Les commerçants ont globalement respecté le système de permanence mis en place par le ministère du Commerce intérieur et de la Régulation du marché national à l’occasion de l’Aïd Al-Adha, notamment durant les deux premiers jours, alors qu’hier, au troisième jour, il a été constaté que même des commerçants non-concernés par la permanence ont repris le travail.
Les directions de commerce de plusieurs wilayas du pays ont rapporté que durant la journée d’hier, la même tendance a été enregistrée pour ce qui est du respect des permanences, par rapport aux deux premiers jours où il y avait une adhésion quasi-totale au plan mis en place par le ministère.
C’est ce qui a été constaté au niveau de la capitale où, 4221 commerçants, sur un total de 7277 existants, soit un taux de 58, 41%, ont été mobilisés pour la circonstance, selon Dehar Ayachi, un cadre de la direction de commerce de la wilaya d’Alger, qui a d’ailleurs a relevé qu’au troisième jour de l’Aïd, il y a « un retour progressif à la normale ».
Ainsi, les services du ministère du Commerce intérieur ont enregistré l’adhésion de 55 572 commerçants au programme de permanence, durant la première journée de l’Aïd Al-Adha au niveau national, sur un total de 55 602 commerçants mobilisés.
En somme, seul une trentaine de commerçants n’ont pas respecté la permanence au premier jour de l’Aïd, ce qui est, selon le ministère, « un indicateur positif qui reflète une prise de conscience croissante quant à l’importance de respecter le programme de la permanence ».
Le ministère a également fait état de la réception, « de 11 signalements relatifs au non-respect de la permanence par certains commerçants, via l’application mobile MOURAFIK COM », suite à quoi, « les services compétents ont lancé des opérations de vérification, et pris les mesures légales à l’encontre des contrevenants ».
Dans le même ordre, « 11 654 opérations de localisation des commerçants assurant la permanence ont été enregistrées via l’application, contre un taux de signalements n’excédant pas 1% du nombre total d’utilisation enregistrées sur de la plateforme numérique ».

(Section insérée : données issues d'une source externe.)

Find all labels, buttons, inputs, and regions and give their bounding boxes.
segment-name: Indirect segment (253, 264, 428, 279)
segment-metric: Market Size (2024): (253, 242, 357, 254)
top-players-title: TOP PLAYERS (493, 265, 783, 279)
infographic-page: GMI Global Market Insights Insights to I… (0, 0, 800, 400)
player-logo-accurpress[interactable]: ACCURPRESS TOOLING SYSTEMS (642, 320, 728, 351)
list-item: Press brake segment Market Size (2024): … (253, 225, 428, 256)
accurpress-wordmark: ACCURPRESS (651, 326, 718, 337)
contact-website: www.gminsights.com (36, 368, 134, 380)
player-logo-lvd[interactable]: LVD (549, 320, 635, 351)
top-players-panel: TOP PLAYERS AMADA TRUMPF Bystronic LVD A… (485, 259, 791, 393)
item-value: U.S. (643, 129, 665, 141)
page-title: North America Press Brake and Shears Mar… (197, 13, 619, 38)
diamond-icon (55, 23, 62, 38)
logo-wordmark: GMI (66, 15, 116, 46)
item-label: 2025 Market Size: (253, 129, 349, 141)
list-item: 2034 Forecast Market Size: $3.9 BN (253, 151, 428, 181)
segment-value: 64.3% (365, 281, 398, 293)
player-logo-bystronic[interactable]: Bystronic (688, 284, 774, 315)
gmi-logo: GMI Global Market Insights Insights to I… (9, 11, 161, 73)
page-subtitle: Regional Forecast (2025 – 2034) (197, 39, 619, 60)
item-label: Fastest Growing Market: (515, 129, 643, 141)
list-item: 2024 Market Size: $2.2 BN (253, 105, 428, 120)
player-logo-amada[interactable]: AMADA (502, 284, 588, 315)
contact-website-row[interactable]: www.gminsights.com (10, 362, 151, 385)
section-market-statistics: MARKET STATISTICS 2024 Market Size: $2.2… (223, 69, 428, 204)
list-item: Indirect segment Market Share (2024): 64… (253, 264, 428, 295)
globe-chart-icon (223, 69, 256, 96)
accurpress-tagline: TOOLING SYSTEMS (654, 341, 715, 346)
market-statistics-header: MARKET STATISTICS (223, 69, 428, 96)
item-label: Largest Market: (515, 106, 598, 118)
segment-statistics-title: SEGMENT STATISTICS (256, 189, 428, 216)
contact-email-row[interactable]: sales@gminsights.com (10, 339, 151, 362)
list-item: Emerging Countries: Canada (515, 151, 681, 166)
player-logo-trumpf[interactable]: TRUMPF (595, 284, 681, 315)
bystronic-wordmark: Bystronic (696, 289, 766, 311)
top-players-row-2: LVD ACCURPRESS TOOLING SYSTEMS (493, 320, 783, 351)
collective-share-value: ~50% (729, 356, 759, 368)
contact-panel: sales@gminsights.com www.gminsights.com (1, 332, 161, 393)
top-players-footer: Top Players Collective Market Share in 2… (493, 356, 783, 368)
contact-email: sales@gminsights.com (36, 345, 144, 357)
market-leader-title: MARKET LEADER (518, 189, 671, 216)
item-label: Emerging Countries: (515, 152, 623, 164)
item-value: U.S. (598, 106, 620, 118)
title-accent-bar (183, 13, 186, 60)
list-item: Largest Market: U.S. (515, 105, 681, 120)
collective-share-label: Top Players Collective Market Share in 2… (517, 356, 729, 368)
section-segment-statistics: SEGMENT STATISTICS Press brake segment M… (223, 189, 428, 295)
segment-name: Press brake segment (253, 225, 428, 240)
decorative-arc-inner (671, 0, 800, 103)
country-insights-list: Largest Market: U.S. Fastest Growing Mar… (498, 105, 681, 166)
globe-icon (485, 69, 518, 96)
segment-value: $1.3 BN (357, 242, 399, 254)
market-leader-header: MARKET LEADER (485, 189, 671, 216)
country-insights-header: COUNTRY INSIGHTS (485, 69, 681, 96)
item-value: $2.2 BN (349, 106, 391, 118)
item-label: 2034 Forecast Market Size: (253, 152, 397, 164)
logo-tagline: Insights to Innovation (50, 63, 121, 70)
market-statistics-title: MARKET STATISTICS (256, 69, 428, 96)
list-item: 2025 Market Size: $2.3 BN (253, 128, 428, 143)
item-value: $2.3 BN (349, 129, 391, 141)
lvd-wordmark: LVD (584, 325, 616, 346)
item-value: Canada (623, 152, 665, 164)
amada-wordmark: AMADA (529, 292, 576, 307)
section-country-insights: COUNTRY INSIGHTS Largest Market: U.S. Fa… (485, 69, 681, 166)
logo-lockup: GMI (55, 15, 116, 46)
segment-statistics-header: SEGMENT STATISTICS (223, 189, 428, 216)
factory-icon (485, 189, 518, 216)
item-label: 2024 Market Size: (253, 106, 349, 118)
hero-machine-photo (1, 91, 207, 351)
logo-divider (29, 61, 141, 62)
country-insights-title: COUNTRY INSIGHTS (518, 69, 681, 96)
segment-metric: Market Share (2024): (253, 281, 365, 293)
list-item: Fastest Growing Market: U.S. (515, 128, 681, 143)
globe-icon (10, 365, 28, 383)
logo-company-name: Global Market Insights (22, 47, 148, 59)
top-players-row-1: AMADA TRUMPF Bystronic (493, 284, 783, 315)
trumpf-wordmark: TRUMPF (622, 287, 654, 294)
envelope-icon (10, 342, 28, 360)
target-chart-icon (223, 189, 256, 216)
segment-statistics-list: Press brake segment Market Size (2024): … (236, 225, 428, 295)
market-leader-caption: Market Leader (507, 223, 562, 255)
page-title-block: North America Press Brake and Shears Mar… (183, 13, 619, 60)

Plus large adhésion au deuxième jour
Au deuxième jour de l’Aïd, le respect du système de la permanence a été encore plus important, puisqu’il y a eu l’adhésion de 55.585 commerçants. Donc, seuls 17 commerçants mobilisés n’ont pas respecté cette permanence.
Par ailleurs, quatre signalements ont été enregistrés via l’application numérique Mourafik Com, a indiqué le ministère.

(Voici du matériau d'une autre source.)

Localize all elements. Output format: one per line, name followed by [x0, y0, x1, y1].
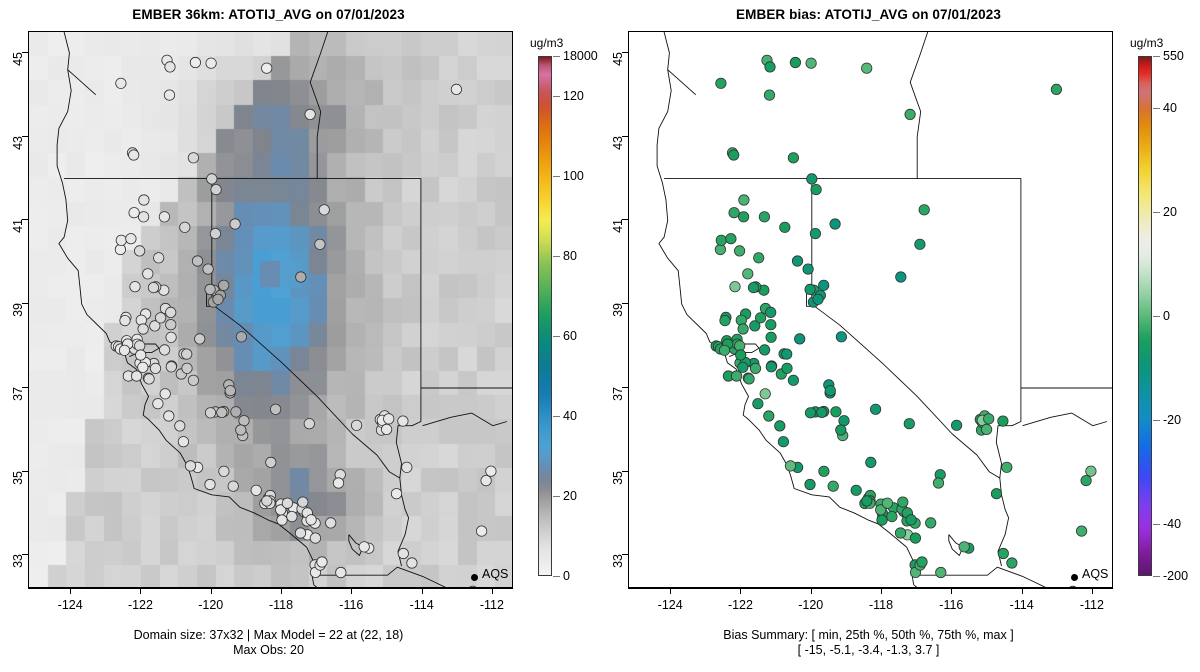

Des signalements qui « ont permis aux équipes de contrôle d’intervenir sur le terrain pour vérifier ces cas et prendre les mesures légales nécessaires conformément à la réglementation en vigueur ».
« L’application a enregistré 12.010 recherches de commerçants de permanence au cours du deuxième jour », a encore précisé la même source, ce qui « reflète l’efficacité continue de cet espace numérique pour faciliter l’accès des citoyens aux informations relatives aux services disponibles pendant la période de l’Aïd ».
Pour rappel, cette application mise en place par le ministère du Commerce permet au citoyen d’avoir la liste des commerçants concernés par la permanence, leur localisation GPS. Elle inclut également une fonction permettant de signaler les contrevenants.
Dans son communiqué, le ministère a tenu, en dernier lieu, à saluer « l’esprit de responsabilité et le professionnalisme dont ont fait preuve les commerçants », et les remercie pour « leur contribution efficace pour le bon déroulement des services, lors de cette occasion religieuse ».
Il réaffirme, dans ce sens, « la poursuite des opérations de contrôle sur le terrain et l’interaction rapide avec les préoccupations des citoyens pour assurer un service public optimal lors de cette occasion ».
Ainsi, le ministère du Commerce arrive de plus en plus à maîtriser le système de permanence durant l’Aïd et garantit, par conséquent, la disponibilité des produits de première nécessité aux citoyens, alors que par le passé, les arrêts de travail de beaucoup de commerçants pouvaient attendre une semaine, voire dix jours, après l’Aïd, pénalisant ainsi le consommateur.